Forte de son expertise, la Dre Nicola Koper pointe un des enjeux inattendus de la pollution sonore.
« La pollution sonore, ce sont des sons produits par l’activité humaine qui se sont propagés dans nos environnements. Ces sons ont autant un impact sur les humains que sur les autres espèces.
« Certains d’entre nous ont assumé que si le bruit était particulièrement persistant ou bruyant, il exerçait un impact sur la vie sauvage. Ou tout simplement sur nous.
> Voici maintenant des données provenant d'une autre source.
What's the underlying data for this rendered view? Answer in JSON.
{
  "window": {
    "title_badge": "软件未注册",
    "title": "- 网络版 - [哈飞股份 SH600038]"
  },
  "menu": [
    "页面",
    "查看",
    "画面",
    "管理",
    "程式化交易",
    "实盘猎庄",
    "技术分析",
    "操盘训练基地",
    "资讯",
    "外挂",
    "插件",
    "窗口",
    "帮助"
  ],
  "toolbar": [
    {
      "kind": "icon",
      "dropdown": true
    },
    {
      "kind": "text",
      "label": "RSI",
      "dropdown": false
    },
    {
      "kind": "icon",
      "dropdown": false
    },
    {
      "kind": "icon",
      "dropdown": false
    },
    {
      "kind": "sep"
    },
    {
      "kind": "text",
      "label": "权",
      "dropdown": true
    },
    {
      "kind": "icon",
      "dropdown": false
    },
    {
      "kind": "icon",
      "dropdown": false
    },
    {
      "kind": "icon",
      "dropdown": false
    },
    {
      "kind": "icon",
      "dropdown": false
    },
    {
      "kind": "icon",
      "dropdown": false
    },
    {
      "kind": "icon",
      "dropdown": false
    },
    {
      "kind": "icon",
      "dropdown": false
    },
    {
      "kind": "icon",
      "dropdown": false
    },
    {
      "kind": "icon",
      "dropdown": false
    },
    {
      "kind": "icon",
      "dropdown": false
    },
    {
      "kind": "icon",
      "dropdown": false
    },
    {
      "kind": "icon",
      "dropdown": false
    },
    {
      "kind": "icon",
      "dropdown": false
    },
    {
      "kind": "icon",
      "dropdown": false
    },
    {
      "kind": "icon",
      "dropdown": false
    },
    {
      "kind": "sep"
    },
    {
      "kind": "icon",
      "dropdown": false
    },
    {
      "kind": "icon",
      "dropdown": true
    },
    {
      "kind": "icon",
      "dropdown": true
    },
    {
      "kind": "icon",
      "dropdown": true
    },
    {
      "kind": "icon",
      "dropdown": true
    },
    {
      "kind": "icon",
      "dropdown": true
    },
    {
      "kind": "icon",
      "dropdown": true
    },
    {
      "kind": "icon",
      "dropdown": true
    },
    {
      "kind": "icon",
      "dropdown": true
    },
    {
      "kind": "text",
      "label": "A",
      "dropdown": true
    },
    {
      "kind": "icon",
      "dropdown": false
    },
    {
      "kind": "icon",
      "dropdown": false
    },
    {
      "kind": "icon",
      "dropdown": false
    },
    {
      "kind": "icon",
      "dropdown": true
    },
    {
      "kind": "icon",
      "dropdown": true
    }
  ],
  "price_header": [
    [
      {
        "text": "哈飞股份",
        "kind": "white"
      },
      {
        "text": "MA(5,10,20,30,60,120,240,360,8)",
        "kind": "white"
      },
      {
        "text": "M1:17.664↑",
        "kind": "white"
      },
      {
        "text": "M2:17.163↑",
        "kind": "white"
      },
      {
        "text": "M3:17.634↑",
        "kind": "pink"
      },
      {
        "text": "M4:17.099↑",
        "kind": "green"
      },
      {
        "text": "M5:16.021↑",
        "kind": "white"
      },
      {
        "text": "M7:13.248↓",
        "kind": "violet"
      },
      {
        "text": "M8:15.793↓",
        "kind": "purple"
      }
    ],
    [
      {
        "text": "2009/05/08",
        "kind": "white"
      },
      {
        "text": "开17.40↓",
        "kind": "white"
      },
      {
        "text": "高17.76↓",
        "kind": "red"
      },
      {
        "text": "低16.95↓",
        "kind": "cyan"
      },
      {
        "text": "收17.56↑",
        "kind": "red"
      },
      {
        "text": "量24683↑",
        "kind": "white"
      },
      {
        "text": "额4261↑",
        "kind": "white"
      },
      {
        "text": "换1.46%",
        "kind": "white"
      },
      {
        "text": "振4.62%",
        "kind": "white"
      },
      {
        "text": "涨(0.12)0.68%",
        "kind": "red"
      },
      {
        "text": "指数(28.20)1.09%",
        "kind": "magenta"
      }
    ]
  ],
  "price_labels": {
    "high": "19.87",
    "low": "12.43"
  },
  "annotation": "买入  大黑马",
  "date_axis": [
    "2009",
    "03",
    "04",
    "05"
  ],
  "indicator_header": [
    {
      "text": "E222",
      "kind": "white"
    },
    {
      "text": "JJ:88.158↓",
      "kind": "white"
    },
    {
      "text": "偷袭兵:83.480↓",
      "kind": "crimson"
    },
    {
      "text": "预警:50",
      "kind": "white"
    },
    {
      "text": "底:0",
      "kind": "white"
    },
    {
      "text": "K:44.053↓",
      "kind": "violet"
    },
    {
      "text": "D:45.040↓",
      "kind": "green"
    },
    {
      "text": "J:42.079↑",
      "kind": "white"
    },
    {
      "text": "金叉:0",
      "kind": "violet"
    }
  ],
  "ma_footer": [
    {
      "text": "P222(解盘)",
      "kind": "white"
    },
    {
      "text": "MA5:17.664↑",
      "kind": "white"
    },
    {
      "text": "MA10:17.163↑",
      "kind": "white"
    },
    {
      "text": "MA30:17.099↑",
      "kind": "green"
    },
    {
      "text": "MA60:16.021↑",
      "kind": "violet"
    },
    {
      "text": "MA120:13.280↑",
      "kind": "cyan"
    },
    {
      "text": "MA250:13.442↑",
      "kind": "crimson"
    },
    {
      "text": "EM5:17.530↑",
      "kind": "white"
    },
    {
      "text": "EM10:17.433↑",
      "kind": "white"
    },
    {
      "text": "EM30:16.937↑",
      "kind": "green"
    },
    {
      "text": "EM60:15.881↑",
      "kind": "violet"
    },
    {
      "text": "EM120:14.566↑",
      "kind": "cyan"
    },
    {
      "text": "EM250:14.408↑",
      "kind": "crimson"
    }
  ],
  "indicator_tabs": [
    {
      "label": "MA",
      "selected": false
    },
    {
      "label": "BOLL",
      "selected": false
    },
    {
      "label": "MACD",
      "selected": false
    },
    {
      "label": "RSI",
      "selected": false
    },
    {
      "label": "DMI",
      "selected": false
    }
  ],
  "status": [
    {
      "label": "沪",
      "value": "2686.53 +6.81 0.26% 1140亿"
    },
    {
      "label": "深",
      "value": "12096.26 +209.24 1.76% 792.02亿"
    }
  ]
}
« En fait, d’après les recherches que l’on mène, là n’est pas vraiment le coeur du problème. Ce sont les bruits imprévisibles qui entraînent le plus de conséquences sur la biodiversité et sur nous. Justement parce que c’est difficile de s’adapter à ce genre de bruit.
« Donc si vous êtes dans votre maison et que vous vivez près d’une route à grande circulation, le fait d’entendre passer des camions ou les pompiers peut vous perturber. Même dans la maison, si vous travaillez et que les enfants allument la télé dans une autre pièce, il se peut que ce son vous dérange, même s’il n’est pas fort.
« Les bruits ont un large impact sur les humains, et les bruits imprévisibles sont probablement les plus dérangeants. »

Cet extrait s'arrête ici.